Disclosure-Only Settlements: Not in Delaware’s Backyard

Disclosure-Only Settlements: Not in Delaware’s Backyard

Last month, the Delaware Chancery Court said no to a proposed settlement to a 2014 stockholder class-action suit, which challenged the online real estate database company Zillow, Inc.’s acquisition of its competitor, Trulia, Inc.

In arriving at his decision in In re Trulia, Inc. Stockholder Litigation, Chancellor Andre G. Bouchard cited, among other items, the “mounting evidence that supplemental disclosures rarely yield genuine benefits for the stockholders.” Putting himself in Trulia stockholders’ shoes, he considered the “get” in the form of these supplemental disclosures as not adequate enough to warrant the “give” of providing the release of claims to defendants and affiliates. Chancellor Bouchard also acknowledged the court’s historic predisposition to approving disclosure settlements.

In the ruling, the court also stated that it would not only be “increasingly vigilant” in examining future disclosure-only settlements but that these settlements will be met with “continued disfavor” unless particular requirements are addressed.
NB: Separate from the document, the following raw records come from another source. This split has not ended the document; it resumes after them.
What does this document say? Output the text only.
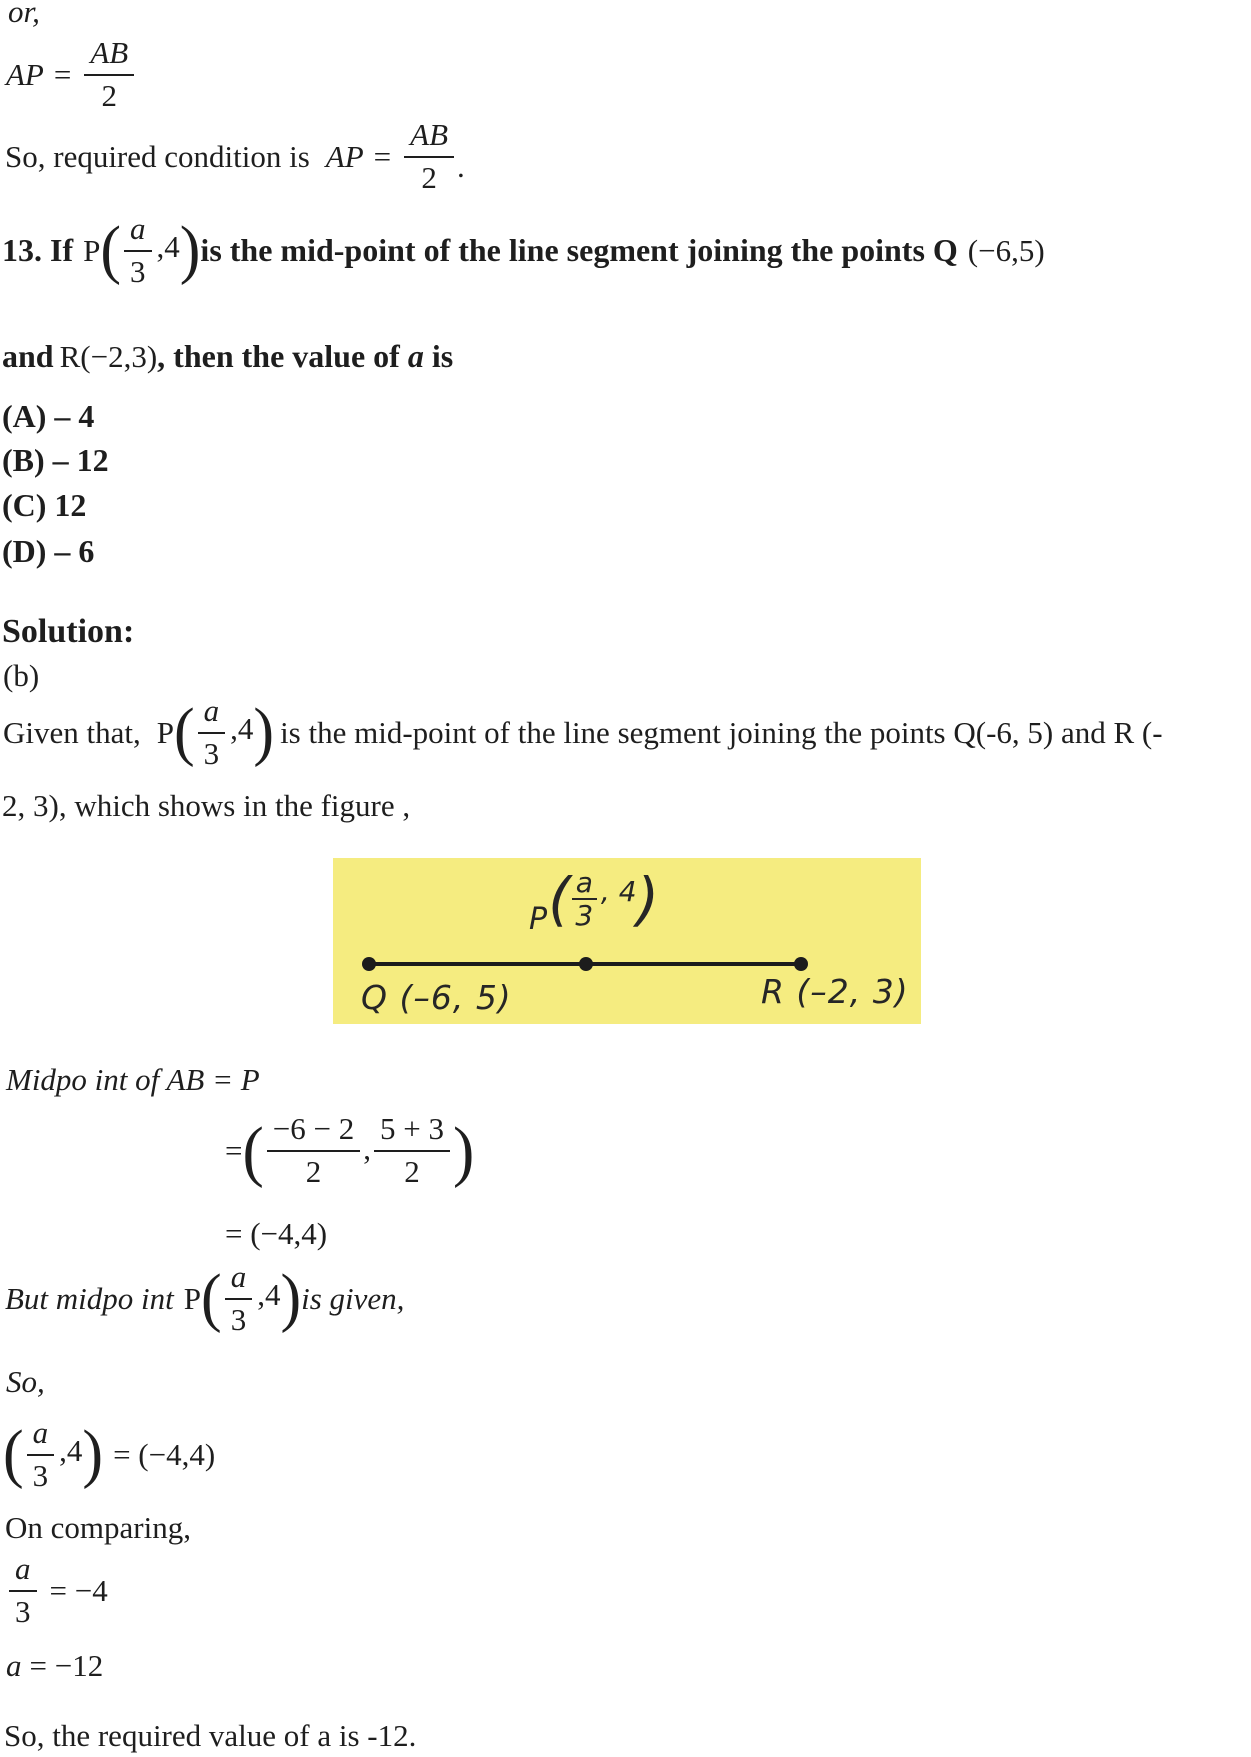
or,
AP = $\frac{AB}{2}$
So, required condition is AP = $\frac{AB}{2}$ .
13. If P ( $\frac{a}{3} ,4$ ) is the mid-point of the line segment joining the points Q (−6,5)
and R (−2,3) , then the value of a is
(A) – 4
(B) – 12
(C) 12
(D) – 6
Solution:
(b)
Given that, P ( $\frac{a}{3} ,4$ ) is the mid-point of the line segment joining the points Q(-6, 5) and R (-
2, 3), which shows in the figure ,
P ( $\frac{a}{3}$ , 4 )
Q (–6, 5)	R (–2, 3)
Midpo int of AB = P
= ( $\frac{-6 - 2}{2}$ , $\frac{5 + 3}{2}$ )
= (−4,4)
But midpo int P ( $\frac{a}{3} ,4$ ) is given,
So,
( $\frac{a}{3} ,4$ ) = (−4,4)
On comparing,
$\frac{a}{3} = -4$
a = −12
So, the required value of a is -12.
In related news, Bloomberg BNA noted that according to Cornerstone Research, “between 2011 and 2014, shareholders challenged over 90 percent of merger and acquisition deals valued over $100 million.” By contrast, those numbers declined last year in Delaware due to the courts’ growing skepticism of disclosure-only agreements. Citing Prof. Lawrence Hamermesh of Widener University-Delaware Law School, Bloomberg added that the Trulia decision would only contribute to the continued reduction in merger objection lawsuits in the state.